How the Browns Can Reach the Playoffs
Last week, when Cleveland Browns receiver Josh Gordon was spending the day with ESPN, he predicted a 10-6 record and a playoff appearance. This is quite a bold statement, but it isn’t an impossible task to accomplish. Certain things must happen to transform this prediction into reality.
Not only do the Browns need to find some sense of stability, but they must change their former ways in order for this to happen. Think of the countless games Cleveland could have won if they played better football, execution is everything and frequently our team couldn’t perform. The Browns need to cut back on turnovers while simultaneously creating more on defense.
As a matter of fact, the Miami game is a prime example of this. Granted that the game was in the hands of former Browns quarterback Brandon Weeden, but he threw three interceptions. Our defense wasn’t horrible, but they only created one turnover. Hopefully the rough hitting safety, Donte Whitner, will fix that problem by causing more fumbles sparking turnover opportunities.
In addition to improving our turnover ratio, we need to just go out and score points. Not saying that scoring touchdowns is an easy task, but I can name five winnable games if we didn’t spoil our opportunities. These games include both Steelers games, games in Kansas City and New York, as well as losing in Baltimore when Cleveland failed to score more than six points.
Despite not being able to rack up points, that is not always the problem. Cleveland’s defense needs to play consistently throughout a whole football game. This being said, it is imperative that the Browns hold onto the second half lead and, more importantly, fourth quarter leads.
A loss to Detroit occurred due to a squandered 17-7 lead at halftime created by surrendering 14 fourth quarter points. I still blame the officiating in our loss to New England, but, for argument’s sake, we allowed 16 points late in the game. There were two more occurrences when Cleveland was ahead and couldn’t hold on, giving up 12 points to Jacksonville and a whopping 21 to the Chicago Bears.
Although our defense is occasionally unreliable, I believe the problem has been addressed, beginning with the hiring of Mike Pettine, followed by the promotion of Ray Farmer. Signing key additions, like Whitner and Karlos Dansby, was the next step to improve and solidify our defense. We were acceptable overall, but we need to be better in clutch moments. When a stop is needed, Cleveland must execute to cease any momentum our opponent will try to possess.
Besides some defensive woes, Cleveland must doctor up some offensive problems too.
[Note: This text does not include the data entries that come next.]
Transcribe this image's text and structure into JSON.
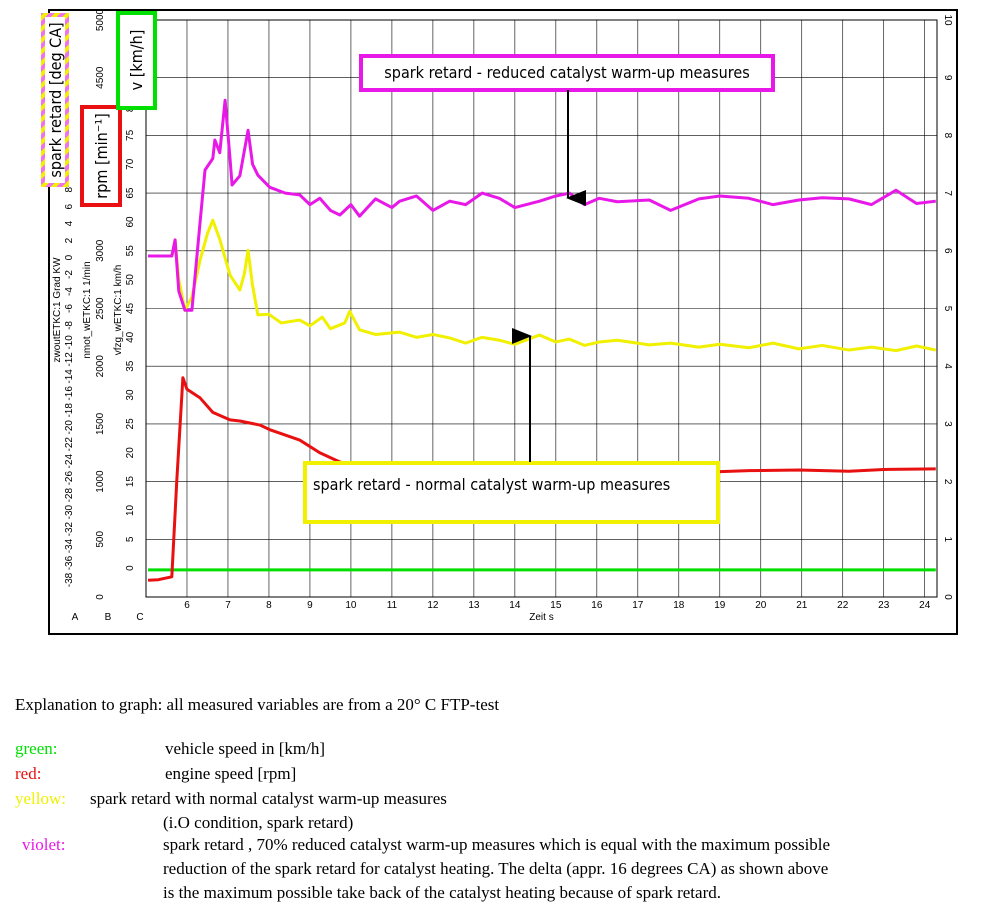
{
  "chart_data": {
    "type": "line",
    "xlabel": "Zeit s",
    "xlim": [
      5,
      24.3
    ],
    "xticks": [
      6,
      7,
      8,
      9,
      10,
      11,
      12,
      13,
      14,
      15,
      16,
      17,
      18,
      19,
      20,
      21,
      22,
      23,
      24
    ],
    "ylim": [
      0,
      10
    ],
    "yticks": [
      0,
      1,
      2,
      3,
      4,
      5,
      6,
      7,
      8,
      9,
      10
    ],
    "grid": true,
    "axes": [
      {
        "letter": "A",
        "label": "zwoutETKC:1 Grad KW",
        "legend": "spark retard [deg CA]",
        "ylim": [
          -40,
          28
        ],
        "yticks": [
          -38,
          -36,
          -34,
          -32,
          -30,
          -28,
          -26,
          -24,
          -22,
          -20,
          -18,
          -16,
          -14,
          -12,
          -10,
          -8,
          -6,
          -4,
          -2,
          0,
          2,
          4,
          6,
          8
        ]
      },
      {
        "letter": "B",
        "label": "nmot_wETKC:1 1/min",
        "legend": "rpm [min⁻¹]",
        "ylim": [
          0,
          5000
        ],
        "yticks": [
          0,
          500,
          1000,
          1500,
          2000,
          2500,
          3000,
          3500,
          4000,
          4500,
          5000
        ]
      },
      {
        "letter": "C",
        "label": "vfzg_wETKC:1 km/h",
        "legend": "v [km/h]",
        "ylim": [
          -5,
          95
        ],
        "yticks": [
          0,
          5,
          10,
          15,
          20,
          25,
          30,
          35,
          40,
          45,
          50,
          55,
          60,
          65,
          70,
          75,
          80,
          85
        ]
      }
    ],
    "series": [
      {
        "color": "#00e000",
        "x": [
          5.05,
          24.27
        ],
        "values": [
          0.47,
          0.47
        ]
      },
      {
        "color": "#e81010",
        "x": [
          5.05,
          5.3,
          5.63,
          5.75,
          5.9,
          6.0,
          6.32,
          6.63,
          7.05,
          7.29,
          7.78,
          8.02,
          8.75,
          9.24,
          9.73,
          10.2,
          11,
          12,
          13,
          14,
          15,
          16,
          17,
          18,
          18.93,
          19.71,
          20.93,
          22.15,
          23.0,
          24.27
        ],
        "values": [
          0.29,
          0.3,
          0.35,
          2.0,
          3.8,
          3.6,
          3.45,
          3.2,
          3.07,
          3.05,
          2.98,
          2.9,
          2.72,
          2.5,
          2.34,
          2.25,
          2.22,
          2.2,
          2.2,
          2.19,
          2.2,
          2.18,
          2.2,
          2.18,
          2.17,
          2.19,
          2.2,
          2.18,
          2.21,
          2.22
        ]
      },
      {
        "color": "#f0f000",
        "x": [
          5.63,
          5.71,
          5.8,
          5.95,
          6.12,
          6.32,
          6.5,
          6.63,
          6.8,
          7.05,
          7.29,
          7.4,
          7.49,
          7.6,
          7.73,
          8.0,
          8.3,
          8.75,
          9.0,
          9.3,
          9.5,
          9.85,
          9.97,
          10.21,
          10.6,
          11.19,
          11.6,
          12.0,
          12.41,
          12.8,
          13.2,
          13.62,
          14.0,
          14.6,
          15.0,
          15.33,
          15.7,
          16.06,
          16.5,
          17.28,
          17.8,
          18.49,
          19.0,
          19.71,
          20.3,
          20.93,
          21.5,
          22.15,
          22.7,
          23.3,
          23.8,
          24.27
        ],
        "values": [
          5.9,
          6.19,
          5.5,
          4.97,
          5.2,
          5.84,
          6.3,
          6.53,
          6.2,
          5.58,
          5.32,
          5.6,
          6.01,
          5.4,
          4.89,
          4.9,
          4.75,
          4.8,
          4.7,
          4.85,
          4.65,
          4.75,
          4.95,
          4.63,
          4.55,
          4.59,
          4.5,
          4.55,
          4.49,
          4.4,
          4.5,
          4.45,
          4.38,
          4.54,
          4.42,
          4.47,
          4.36,
          4.42,
          4.45,
          4.37,
          4.4,
          4.33,
          4.38,
          4.32,
          4.4,
          4.3,
          4.36,
          4.28,
          4.33,
          4.27,
          4.35,
          4.28
        ]
      },
      {
        "color": "#e818e8",
        "x": [
          5.05,
          5.63,
          5.71,
          5.8,
          5.95,
          6.12,
          6.32,
          6.44,
          6.63,
          6.68,
          6.8,
          6.93,
          7.05,
          7.1,
          7.29,
          7.49,
          7.6,
          7.73,
          8.02,
          8.4,
          8.75,
          9.0,
          9.24,
          9.5,
          9.73,
          10.0,
          10.21,
          10.6,
          11.0,
          11.19,
          11.6,
          12.0,
          12.41,
          12.8,
          13.2,
          13.62,
          14.0,
          14.6,
          15.0,
          15.33,
          15.7,
          16.06,
          16.5,
          17.28,
          17.8,
          18.49,
          19.0,
          19.71,
          20.3,
          20.93,
          21.5,
          22.15,
          22.7,
          23.3,
          23.8,
          24.27
        ],
        "values": [
          5.91,
          5.91,
          6.19,
          5.3,
          4.97,
          4.97,
          6.5,
          7.4,
          7.6,
          7.92,
          7.7,
          8.61,
          7.6,
          7.14,
          7.3,
          8.09,
          7.5,
          7.31,
          7.1,
          7.0,
          6.97,
          6.8,
          6.91,
          6.7,
          6.62,
          6.8,
          6.6,
          6.9,
          6.75,
          6.86,
          6.95,
          6.7,
          6.86,
          6.8,
          7.0,
          6.91,
          6.75,
          6.86,
          6.95,
          7.0,
          6.8,
          6.91,
          6.85,
          6.88,
          6.7,
          6.9,
          6.95,
          6.91,
          6.8,
          6.88,
          6.92,
          6.9,
          6.8,
          7.05,
          6.82,
          6.86
        ]
      }
    ],
    "annotations": [
      "spark retard - reduced catalyst warm-up measures",
      "spark retard - normal catalyst warm-up measures"
    ]
  },
  "explanation": {
    "intro": "Explanation to graph: all measured variables are from a 20° C  FTP-test",
    "items": [
      {
        "label": "green:",
        "lines": [
          "vehicle speed in [km/h]"
        ]
      },
      {
        "label": "red:",
        "lines": [
          "engine speed [rpm]"
        ]
      },
      {
        "label": "yellow:",
        "lines": [
          "spark retard with normal catalyst warm-up measures",
          "(i.O condition, spark retard)"
        ]
      },
      {
        "label": "violet:",
        "lines": [
          "spark retard , 70% reduced catalyst warm-up measures which is equal with the maximum possible",
          "reduction of the spark retard for catalyst heating. The delta  (appr. 16 degrees CA) as shown above",
          "is the maximum possible take back of the catalyst heating because of spark retard."
        ]
      }
    ]
  }
}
Now that Kyle Shanahan and Ben Tate are paired together in brown and orange, we can finally establish a long awaited run game, which we so desperately missed last year. Our next assignment is to build an offensive line to join Joe Thomas, Paul McQuistan, and Alex Mack, whose contract needs to be extended. This setback will likely be addressed through the next month’s draft.
Not to mention, Cleveland will also use the draft to ameliorate the quarterback position by finding their future leader. Hopefully, they get the perfect picture due to the urgency to turn this franchise around. The Cleveland Browns need a baller, a man to alter a losing culture and mold this club into a winner.
In order to reach the playoffs, Cleveland must draft a quarterback to compete with Brian Hoyer. Additionally, they must have the ability to put points on the board while preventing opposing teams from scoring at will. A great deal must go right for a playoff run, but I believe that Cleveland is taking the necessary steps to shock the football nation.